All told we were at the museum for about 3 hours (including wait time for the tour) and had a wonderful time.  If you are going to be in the UK and are making a long flight over from the US or Canada most especially, I think it is well worth the time and money to plan for a couple of days in Wales.  Spend a morning here at the Big Pit, and afternoon at the fabulous Caerphilly Castle, and if you have any Whovians among you, take some time to visit the Doctor Who Experience as well.  I really do not think you'll regret.  London is amazing, but so are these places in Wales.

OK, now that I am done promoting Wales---the rest of the day was pretty simple.  We stopped at a pub we passed along the way whose parking lot was full, figuring that must mean it was good.  It was good, and reasonably priced.  I don't even know what town we were going through so I cannot tell you much about it.  It wasn't the sort of place you'd make a special trip to anyway--just good basics for decent prices, which is perfect when you are driving from place to place.
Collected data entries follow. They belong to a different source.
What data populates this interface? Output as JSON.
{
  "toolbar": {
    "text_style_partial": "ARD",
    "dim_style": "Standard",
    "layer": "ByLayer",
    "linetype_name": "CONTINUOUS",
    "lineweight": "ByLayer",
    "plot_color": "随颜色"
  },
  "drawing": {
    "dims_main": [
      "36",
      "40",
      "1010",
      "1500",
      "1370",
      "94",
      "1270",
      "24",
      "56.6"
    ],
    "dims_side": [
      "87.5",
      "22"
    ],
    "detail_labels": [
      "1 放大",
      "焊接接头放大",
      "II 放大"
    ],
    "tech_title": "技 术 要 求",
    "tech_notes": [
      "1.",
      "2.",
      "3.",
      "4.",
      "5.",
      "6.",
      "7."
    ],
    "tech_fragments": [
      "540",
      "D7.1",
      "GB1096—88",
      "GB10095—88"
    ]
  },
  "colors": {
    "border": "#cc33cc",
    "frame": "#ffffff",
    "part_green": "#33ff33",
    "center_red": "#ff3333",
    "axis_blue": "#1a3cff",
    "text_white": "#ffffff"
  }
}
We had booked a Mercure hotel about a half hour from the ferry port (very near Leeds castle) for our last night of the trip.  We did not visit the castle (it is 25 pound per person and only open until 4--we elected to go to the Bit Pit instead and do not regret it) but enjoyed this little church nearby and then dinner at The George Pub we were supposed to have found a week prior (it was good, but our accidental The George remains our favorite meal in the UK)






We found it this time!

The hotel was a bit of a disappointment (ok, quite a bit of one).  Based on reviews on Tripadvisor, I am guessing that about half of the hotel has been remodeled and those rooms are nice, but if, like us, you are stuck in one that has not yet been updated you are stuck paying 4 star Mercure prices for a very dated and run down room (and, over the holiday weekend they seemed to be understaffed and those working were mostly not that pleasant)--even the pool closed early, 7:30, because it was a holiday, which seemed odd with a fully booked hotel of vacationers):

This shower was groovy back in 1974, perhaps.



The chipped Formica and tiles and the like were everywhere--not just a spot or two.
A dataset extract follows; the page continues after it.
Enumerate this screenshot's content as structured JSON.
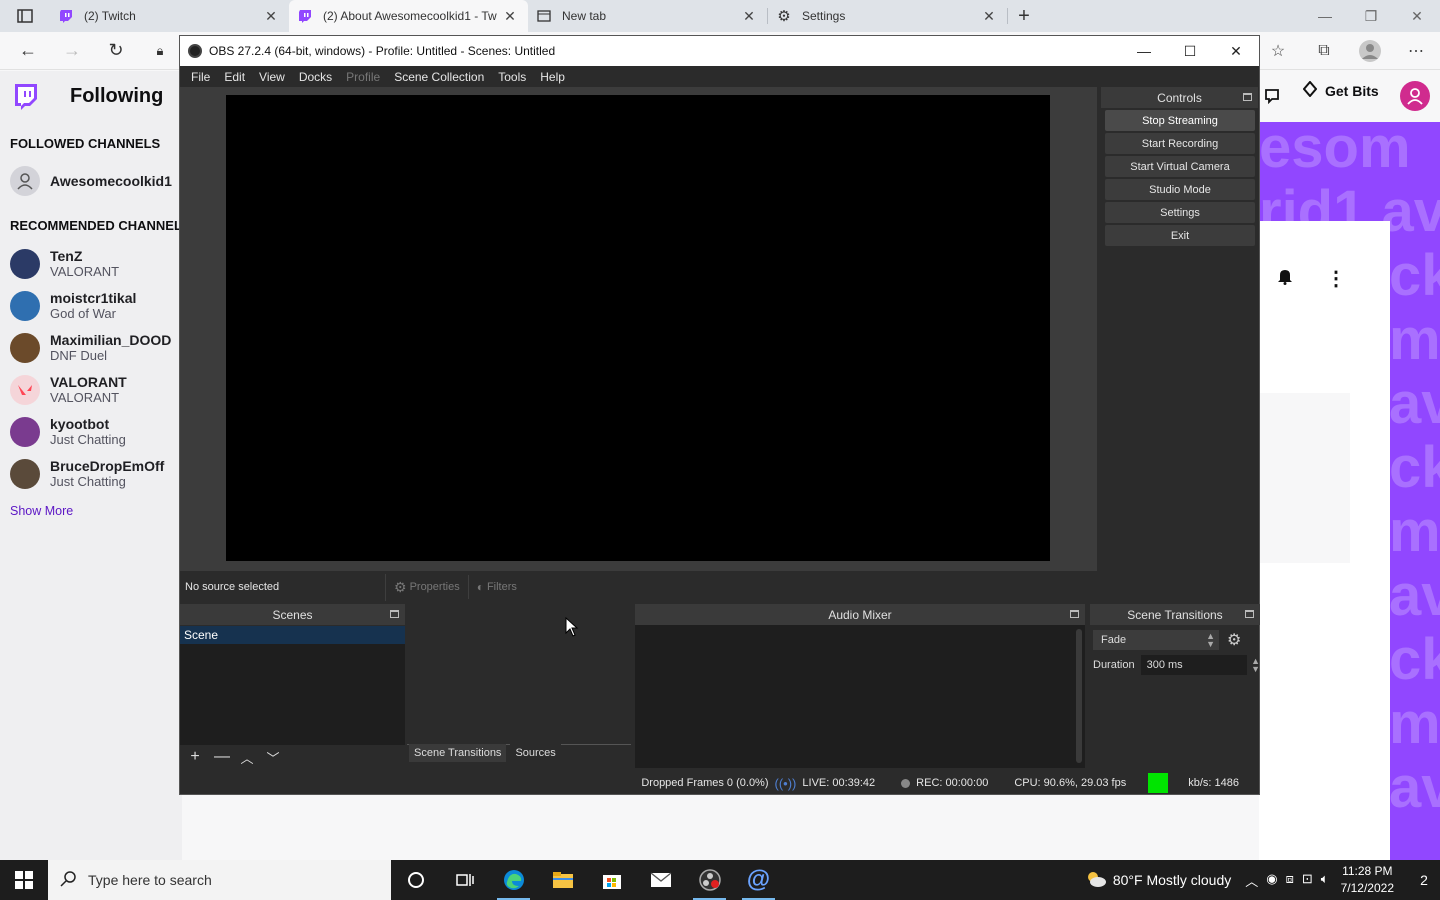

The kids say their room was equally dated, but did not have major problems (I did not even think to check) whereas Dave and I had mold behind our bathroom sink and along the top edges in the shower, above the bathroom door, etc and a weirdly too small for the sink faucet mounted in such a way that it was near impossible to wash your hands:




Front desk staff acted as if we were lying when we brought it up and check out (after having been asked how the stay was), but to the hotel's credit, when David responded to the survey they sent out with details and photos they contacted us, having inspected the room and found a broken ventilation fan and the subsequent mold, and offered us a fair compensation in the form of frequent traveler points added to Dave's account.
I guess I would say that if you are going to stay at the Mercure Maidstone, request a newly remodeled room.

Easter morning, we headed to the ferry port.  On the Dover side there is a building with gift shops and a Burger King to wander around in while you wait to board--much fancier than on the Calais side.  

We did little Easter "baskets" on the trip over and enjoyed the views of the White Cliffs under the sunshine.




In her new Easter bonnet





And so ends our most recent ramble abroad.  Coming up soon will be a visit to Neuschwanstein, right here in Germany and then a Baltic cruise.